Le cinéma a régulièrement posé ses caméras dans l’univers carcéral, s’ouvrant même récemment aux prisons de femmes dans La Taularde (avec Sophie Marceau). Rachida Brakni prend cette fois le point de vue des familles de détenus, majoritairement des femmes, venues rendre visite à leurs maris, fils, ou frères incarcérés. De sas en sas installe son huit-clos dans l’ambiance suffocante d’une journée de canicule, dans la lignée de Do the Right Thing de Spike Lee ou de Dégradés d’Arab et Tarzan Nasser. La cinéaste crée une atmosphère oppressante en suivant le parcours du combattant de l’accès au parloir, de sas en sas, de fouilles en fouilles, de signature en signature. L’attente et la chaleur exacerbent les tensions au sein du groupe, où chacune gère comme elle le peut sa douleur.
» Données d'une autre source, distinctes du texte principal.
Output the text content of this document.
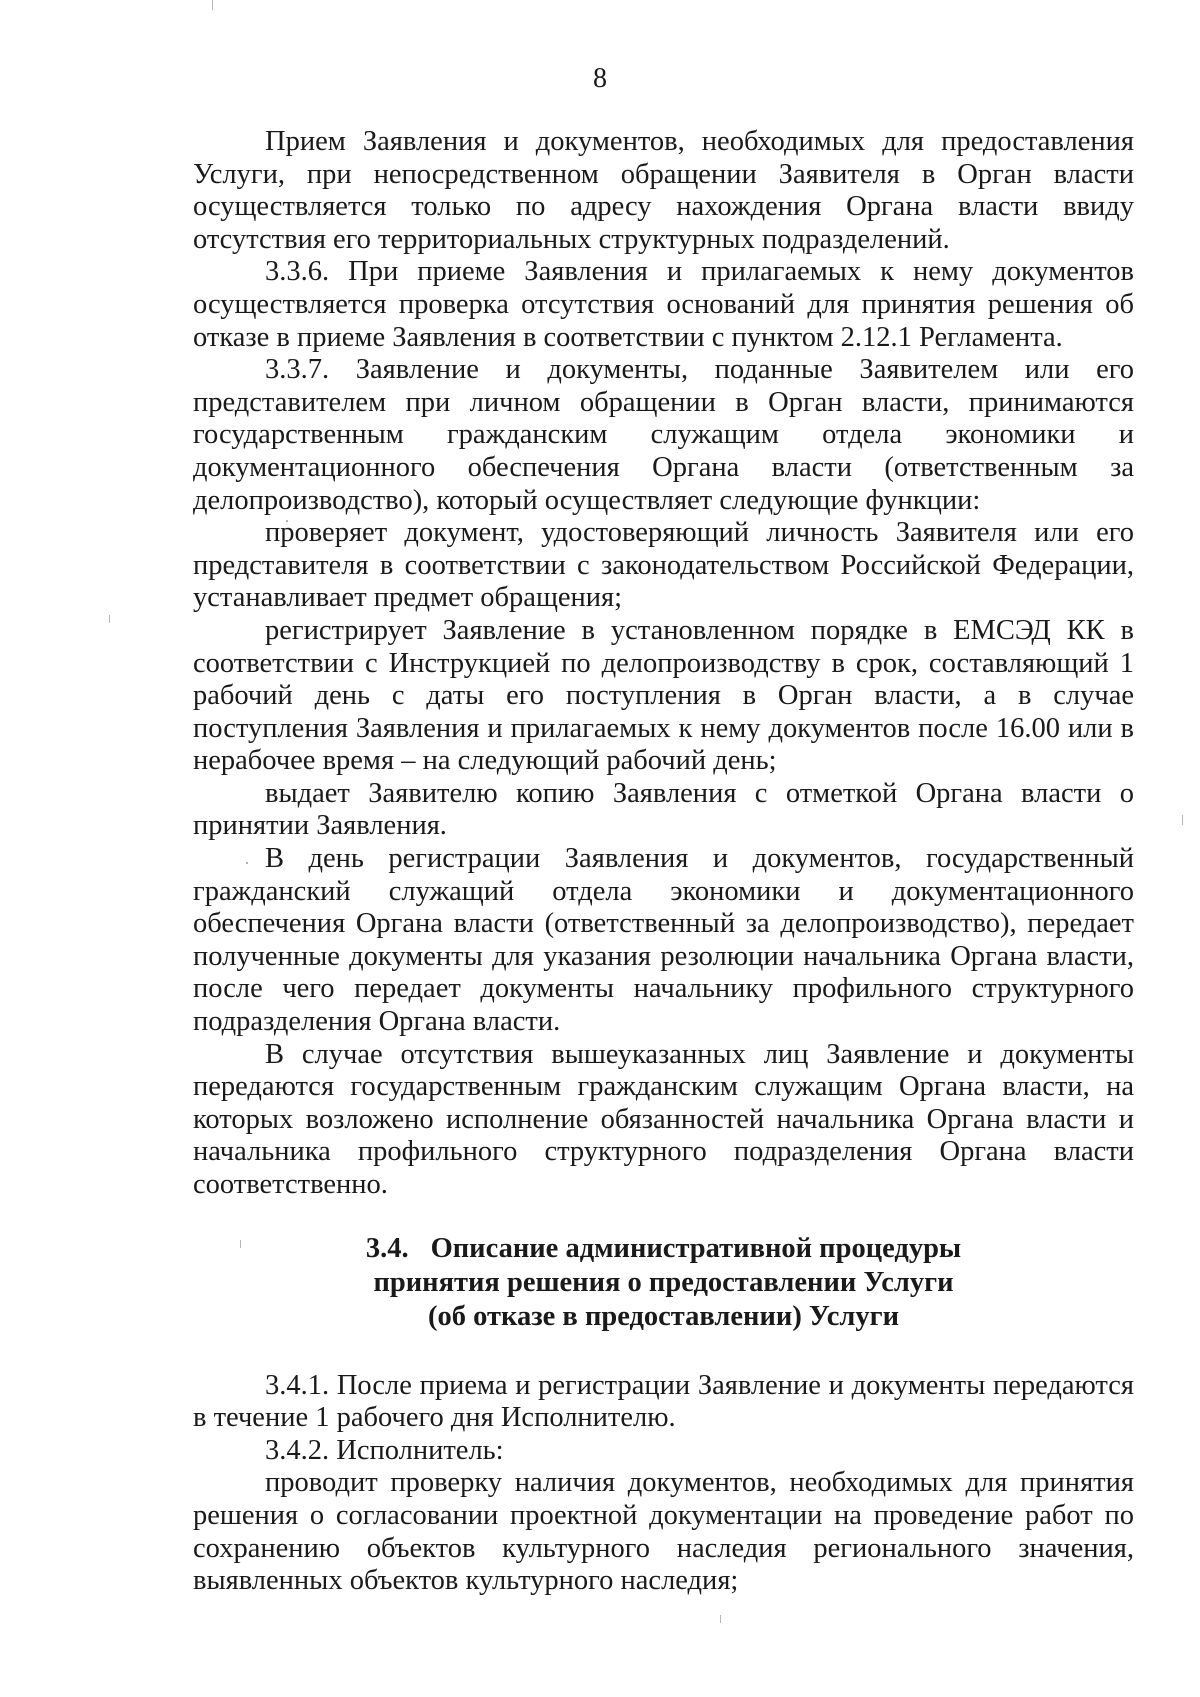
8

Прием Заявления и документов, необходимых для предоставления Услуги, при непосредственном обращении Заявителя в Орган власти осуществляется только по адресу нахождения Органа власти ввиду отсутствия его территориальных структурных подразделений.

3.3.6. При приеме Заявления и прилагаемых к нему документов осуществляется проверка отсутствия оснований для принятия решения об отказе в приеме Заявления в соответствии с пунктом 2.12.1 Регламента.

3.3.7. Заявление и документы, поданные Заявителем или его представителем при личном обращении в Орган власти, принимаются государственным гражданским служащим отдела экономики и документационного обеспечения Органа власти (ответственным за делопроизводство), который осуществляет следующие функции:

проверяет документ, удостоверяющий личность Заявителя или его представителя в соответствии с законодательством Российской Федерации, устанавливает предмет обращения;

регистрирует Заявление в установленном порядке в ЕМСЭД КК в соответствии с Инструкцией по делопроизводству в срок, составляющий 1 рабочий день с даты его поступления в Орган власти, а в случае поступления Заявления и прилагаемых к нему документов после 16.00 или в нерабочее время – на следующий рабочий день;

выдает Заявителю копию Заявления с отметкой Органа власти о принятии Заявления.

В день регистрации Заявления и документов, государственный гражданский служащий отдела экономики и документационного обеспечения Органа власти (ответственный за делопроизводство), передает полученные документы для указания резолюции начальника Органа власти, после чего передает документы начальнику профильного структурного подразделения Органа власти.

В случае отсутствия вышеуказанных лиц Заявление и документы передаются государственным гражданским служащим Органа власти, на которых возложено исполнение обязанностей начальника Органа власти и начальника профильного структурного подразделения Органа власти соответственно.

3.4. Описание административной процедуры
принятия решения о предоставлении Услуги
(об отказе в предоставлении) Услуги

3.4.1. После приема и регистрации Заявление и документы передаются в течение 1 рабочего дня Исполнителю.

3.4.2. Исполнитель:

проводит проверку наличия документов, необходимых для принятия решения о согласовании проектной документации на проведение работ по сохранению объектов культурного наследия регионального значения, выявленных объектов культурного наследия;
Plusieurs personnages tirent clairement leur épingle du jeu, alors que les bavardages légers se transforment petit à petit en discussions plus profondes, marquées par l’amertume. Cette jeune femme interprétée par Zita Hanrot (découverte dans le magnifique Fatima de Philippe Faucon), qui en veut à son frère d’avoir provoqué autant de souffrances dans sa famille. Sa mère (magnifique Samira Brahmia), étouffée par la culpabilité de n’avoir su sauver son fils, cherchant à conserver à tout prix sa dignité alors que l’espoir a depuis longtemps quitté ses yeux. Cette épouse fort en gueule et ses amies, qui parlent plus fort que tout le monde mais cachent un même mal-être sous leurs airs de commères superficielles.
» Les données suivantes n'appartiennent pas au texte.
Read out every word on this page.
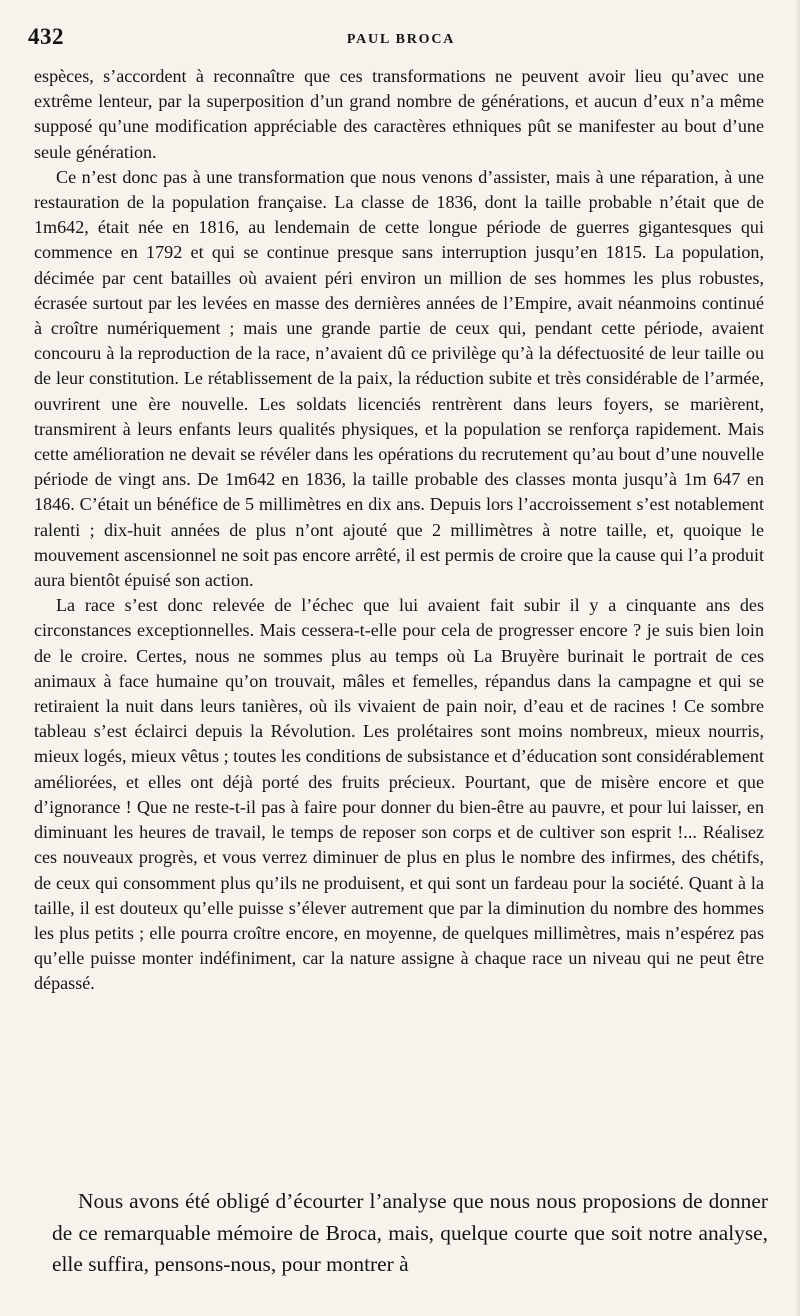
432	PAUL BROCA

espèces, s’accordent à reconnaître que ces transformations ne peuvent avoir lieu qu’avec une extrême lenteur, par la superposition d’un grand nombre de générations, et aucun d’eux n’a même supposé qu’une modification appréciable des caractères ethniques pût se manifester au bout d’une seule génération.

Ce n’est donc pas à une transformation que nous venons d’assister, mais à une réparation, à une restauration de la population française. La classe de 1836, dont la taille probable n’était que de 1m642, était née en 1816, au lendemain de cette longue période de guerres gigantesques qui commence en 1792 et qui se continue presque sans interruption jusqu’en 1815. La population, décimée par cent batailles où avaient péri environ un million de ses hommes les plus robustes, écrasée surtout par les levées en masse des dernières années de l’Empire, avait néanmoins continué à croître numériquement ; mais une grande partie de ceux qui, pendant cette période, avaient concouru à la reproduction de la race, n’avaient dû ce privilège qu’à la défectuosité de leur taille ou de leur constitution. Le rétablissement de la paix, la réduction subite et très considérable de l’armée, ouvrirent une ère nouvelle. Les soldats licenciés rentrèrent dans leurs foyers, se marièrent, transmirent à leurs enfants leurs qualités physiques, et la population se renforça rapidement. Mais cette amélioration ne devait se révéler dans les opérations du recrutement qu’au bout d’une nouvelle période de vingt ans. De 1m642 en 1836, la taille probable des classes monta jusqu’à 1m 647 en 1846. C’était un bénéfice de 5 millimètres en dix ans. Depuis lors l’accroissement s’est notablement ralenti ; dix-huit années de plus n’ont ajouté que 2 millimètres à notre taille, et, quoique le mouvement ascensionnel ne soit pas encore arrêté, il est permis de croire que la cause qui l’a produit aura bientôt épuisé son action.

La race s’est donc relevée de l’échec que lui avaient fait subir il y a cinquante ans des circonstances exceptionnelles. Mais cessera-t-elle pour cela de progresser encore ? je suis bien loin de le croire. Certes, nous ne sommes plus au temps où La Bruyère burinait le portrait de ces animaux à face humaine qu’on trouvait, mâles et femelles, répandus dans la campagne et qui se retiraient la nuit dans leurs tanières, où ils vivaient de pain noir, d’eau et de racines ! Ce sombre tableau s’est éclairci depuis la Révolution. Les prolétaires sont moins nombreux, mieux nourris, mieux logés, mieux vêtus ; toutes les conditions de subsistance et d’éducation sont considérablement améliorées, et elles ont déjà porté des fruits précieux. Pourtant, que de misère encore et que d’ignorance ! Que ne reste-t-il pas à faire pour donner du bien-être au pauvre, et pour lui laisser, en diminuant les heures de travail, le temps de reposer son corps et de cultiver son esprit !... Réalisez ces nouveaux progrès, et vous verrez diminuer de plus en plus le nombre des infirmes, des chétifs, de ceux qui consomment plus qu’ils ne produisent, et qui sont un fardeau pour la société. Quant à la taille, il est douteux qu’elle puisse s’élever autrement que par la diminution du nombre des hommes les plus petits ; elle pourra croître encore, en moyenne, de quelques millimètres, mais n’espérez pas qu’elle puisse monter indéfiniment, car la nature assigne à chaque race un niveau qui ne peut être dépassé.

Nous avons été obligé d’écourter l’analyse que nous nous proposions de donner de ce remarquable mémoire de Broca, mais, quelque courte que soit notre analyse, elle suffira, pensons-nous, pour montrer à
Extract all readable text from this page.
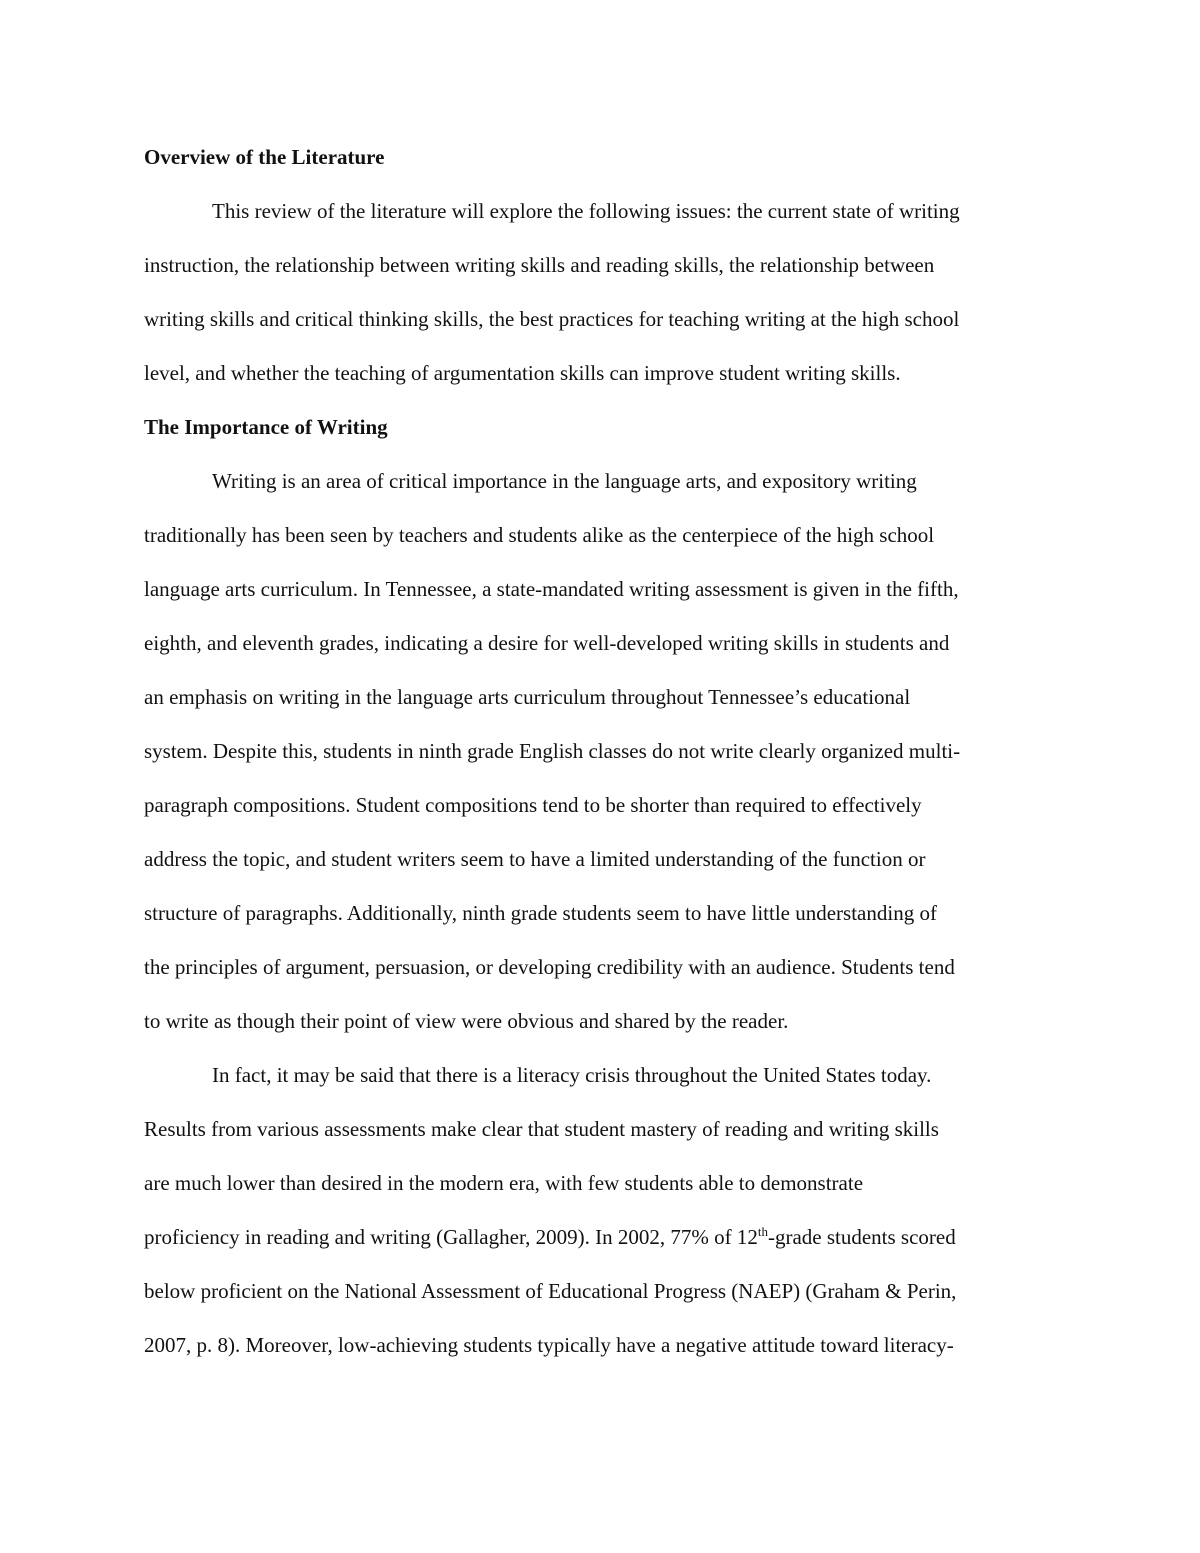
Overview of the Literature
This review of the literature will explore the following issues: the current state of writing
instruction, the relationship between writing skills and reading skills, the relationship between
writing skills and critical thinking skills, the best practices for teaching writing at the high school
level, and whether the teaching of argumentation skills can improve student writing skills.
The Importance of Writing
Writing is an area of critical importance in the language arts, and expository writing
traditionally has been seen by teachers and students alike as the centerpiece of the high school
language arts curriculum. In Tennessee, a state-mandated writing assessment is given in the fifth,
eighth, and eleventh grades, indicating a desire for well-developed writing skills in students and
an emphasis on writing in the language arts curriculum throughout Tennessee’s educational
system. Despite this, students in ninth grade English classes do not write clearly organized multi-
paragraph compositions. Student compositions tend to be shorter than required to effectively
address the topic, and student writers seem to have a limited understanding of the function or
structure of paragraphs. Additionally, ninth grade students seem to have little understanding of
the principles of argument, persuasion, or developing credibility with an audience. Students tend
to write as though their point of view were obvious and shared by the reader.
In fact, it may be said that there is a literacy crisis throughout the United States today.
Results from various assessments make clear that student mastery of reading and writing skills
are much lower than desired in the modern era, with few students able to demonstrate
proficiency in reading and writing (Gallagher, 2009). In 2002, 77% of 12th-grade students scored
below proficient on the National Assessment of Educational Progress (NAEP) (Graham & Perin,
2007, p. 8). Moreover, low-achieving students typically have a negative attitude toward literacy-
De sas en sas souffre d’un traitement trop théâtral, qui privilégie une direction d’acteurs outrée et une écriture très mécanique qui alterne engueulades et moments de répit. Un crescendo dramatique qui manque de spontanéité et fait perdre au film l’émotion plus fine qu’il trouve dans ses scènes les plus intimes. On gardera malgré tout en tête ces beaux portraits de femmes, la vision sans clichés de la diversité de la communauté maghrébine en France et la volonté de mettre un visage sur la douleur des familles de détenus, à qui l’on donne trop peu souvent la parole.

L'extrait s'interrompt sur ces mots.